With two successive years of drought, the water level in major reservoirs across the country has also diminished. Currently (as on April 7), according to the Central Water Commission (CWC), the total water stored in 91 reservoirs that it monitors is 37.92 BCM (billion cubic meter) which is less than a fourth (24 per cent to be precise) of their capacity and 77 per cent of the average availability during the last 10 years.

Compared to the same time last year, the water available is just 69 per cent. Of the five regions, the south, which includes Andhra Pradesh, Telangana, Karnataka, Kerala and Tamil Nadu, is the worst hit. In the 31 reservoirs in this region monitored by CWC, the total water available as on April 7 was 8.08 BCM — which is just 16 per cent of their capacity and 27 per cent of the average storage of the last 10 years. If 2016 turns into a drought year again, farm production will be severely hit.

Risky regions

Though it is expected that the country may receive above-normal rainfall in this year’s south-west monsoon season, there are areas that are likely to see lower rainfall. GP Sharma, Head-Meteorology, Skymet, says, “Even the best of monsoons leave some districts with scanty rainfall. So, this year too, though pan-India it is going to be a good monsoon, south-east parts of the peninsula that includes Tamil Nadu, parts of Karnataka, Rayalaseema, along with north-east India may see low rainfall…”

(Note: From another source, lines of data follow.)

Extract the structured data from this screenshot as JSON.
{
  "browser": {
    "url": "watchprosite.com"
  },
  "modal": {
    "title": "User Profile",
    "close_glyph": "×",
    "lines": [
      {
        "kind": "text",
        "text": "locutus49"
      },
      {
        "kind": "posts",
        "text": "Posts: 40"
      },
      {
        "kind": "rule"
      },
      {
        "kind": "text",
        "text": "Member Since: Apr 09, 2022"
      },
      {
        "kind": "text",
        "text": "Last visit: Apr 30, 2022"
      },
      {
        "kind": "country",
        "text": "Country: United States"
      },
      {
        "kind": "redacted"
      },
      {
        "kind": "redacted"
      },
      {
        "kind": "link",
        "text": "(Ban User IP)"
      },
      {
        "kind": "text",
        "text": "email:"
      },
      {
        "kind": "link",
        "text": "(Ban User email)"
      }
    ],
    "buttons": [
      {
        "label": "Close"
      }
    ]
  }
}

The west coast and central parts of India, which were hit by a severe drought in the last two years, should, however receive good amount of rainfall, says Skymet.

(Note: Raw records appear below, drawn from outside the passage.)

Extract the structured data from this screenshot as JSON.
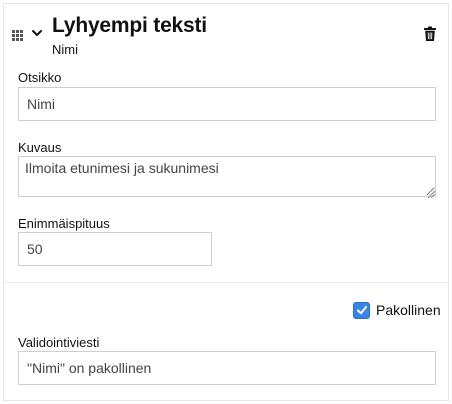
{
  "field": {
    "title": "Lyhyempi teksti",
    "subtitle": "Nimi"
  },
  "otsikko": {
    "label": "Otsikko",
    "value": "Nimi"
  },
  "kuvaus": {
    "label": "Kuvaus",
    "value": "Ilmoita etunimesi ja sukunimesi"
  },
  "enimmaispituus": {
    "label": "Enimmäispituus",
    "value": "50"
  },
  "pakollinen": {
    "label": "Pakollinen",
    "checked": true
  },
  "validointiviesti": {
    "label": "Validointiviesti",
    "value": "\"Nimi\" on pakollinen"
  },
  "icons": {
    "drag": "drag-handle-icon",
    "expand": "chevron-down-icon",
    "delete": "trash-icon"
  },
  "colors": {
    "checkbox": "#3b84e6"
  }
}
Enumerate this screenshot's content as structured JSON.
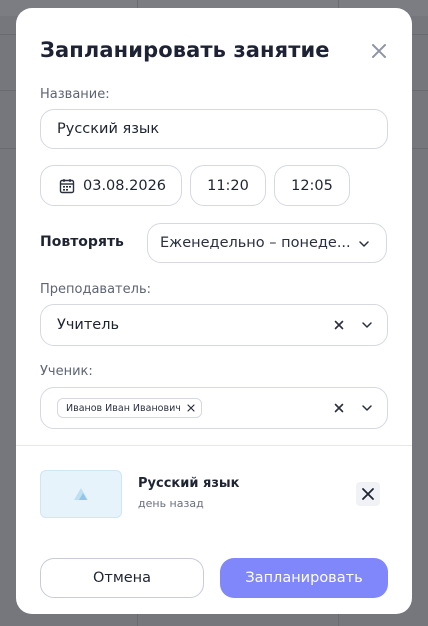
{
  "modal": {
    "title": "Запланировать занятие",
    "name_label": "Название:",
    "name_value": "Русский язык",
    "date_value": "03.08.2026",
    "time_start": "11:20",
    "time_end": "12:05",
    "repeat_label": "Повторять",
    "repeat_value": "Еженедельно – понеде...",
    "teacher_label": "Преподаватель:",
    "teacher_value": "Учитель",
    "student_label": "Ученик:",
    "student_chip": "Иванов Иван Иванович",
    "attachment": {
      "name": "Русский язык",
      "time": "день назад"
    },
    "cancel_label": "Отмена",
    "submit_label": "Запланировать"
  },
  "colors": {
    "accent": "#7f87fb",
    "overlay": "#6d6f76",
    "title": "#1d2235",
    "border": "#d6d9e1",
    "thumb_bg": "#e6f3fb"
  },
  "icons": [
    "close-icon",
    "calendar-icon",
    "chevron-down-icon",
    "clear-icon",
    "image-icon"
  ]
}
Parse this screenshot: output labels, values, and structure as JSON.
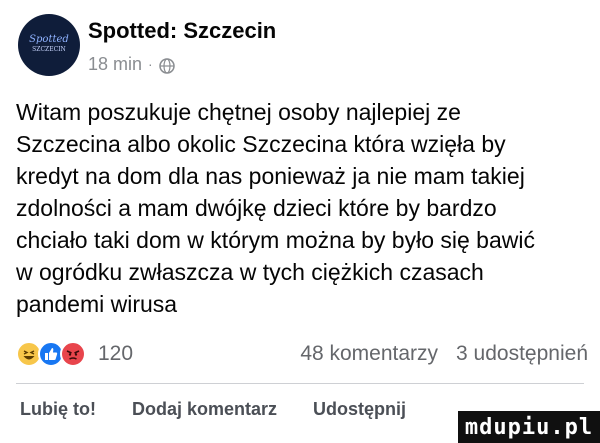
{
  "post": {
    "page_name": "Spotted: Szczecin",
    "time": "18 min",
    "separator": "·",
    "avatar_text": "Spotted",
    "avatar_subtext": "SZCZECIN",
    "privacy_icon": "globe-icon",
    "body": "Witam poszukuje chętnej osoby najlepiej ze\nSzczecina albo okolic Szczecina która wzięła by\nkredyt na dom dla nas ponieważ ja nie mam takiej\nzdolności a mam dwójkę dzieci które by bardzo\nchciało taki dom w którym można by było się bawić\nw ogródku zwłaszcza w tych ciężkich czasach\npandemi wirusa"
  },
  "stats": {
    "reaction_icons": [
      "haha-icon",
      "like-icon",
      "angry-icon"
    ],
    "reaction_count": "120",
    "comments": "48 komentarzy",
    "shares": "3 udostępnień"
  },
  "actions": {
    "like": "Lubię to!",
    "comment": "Dodaj komentarz",
    "share": "Udostępnij"
  },
  "watermark": "mdupiu.pl",
  "colors": {
    "like_blue": "#1877f2",
    "haha_yellow": "#f7c64a",
    "angry_red": "#e8454c",
    "meta_gray": "#8a8d91"
  }
}
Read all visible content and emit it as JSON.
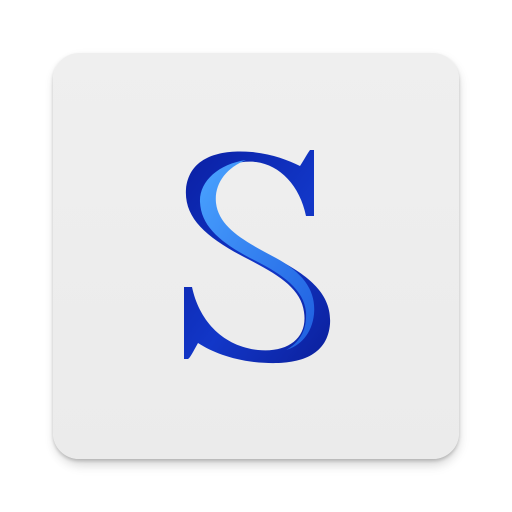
{
  "app_icon": {
    "letter": "S",
    "colors": {
      "tile": "#ececec",
      "letter_dark": "#0a1fa3",
      "letter_mid": "#1237c8",
      "letter_light": "#2f8af5"
    }
  }
}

This includes Marathwada and Vidarbha in Maharashtra. Last year, more than 3,000 farmers in Maharashtra had committed suicide due to mounting debts, according to the Centre’s data.

Inflation outlook

The drought and subsequent crop failures have hit farmers badly. Consumers, though, didn’t feel the heat much as the crash in commodity markets globally gave them the needed relief.

Recent data shows that CPI inflation hit a six-month low of 4.83 per cent in March with a drop in food prices (5.52 per cent in February to 5.27 per cent March), especially pulses, and lower inflation in fuel prices.

However, depending on the diet pattern of individuals, inflation may still pinch, as the prices of pulses are still 30-35 per cent higher over last year. So, a good monsoon is crucial to bring down prices of key food items.

Madan Sabnavis, Chief Economist, CARE, says, “The forecast from IMD does not tell anything more than the assumption of ‘normal monsoon’ which we do take into account when forecasting inflation for the year. So, we believe that inflation will hover in the range of 5-5.5 per cent with food inflation also in the same range.”

So, what’s the outlook on pulses specifically? “It depends on how the monsoon spreads to the Deccan area which grows tur and urad. The chana crop this year is sub-normal, which tends to push up prices of the entire basket. Therefore, careful monitoring is essential to ensure that we can import in case of shortfalls. Only then can price rise be negated. The MSPs will also play a role as we tend to increase them sharply whenever there is crop failure in the previous year,” he adds.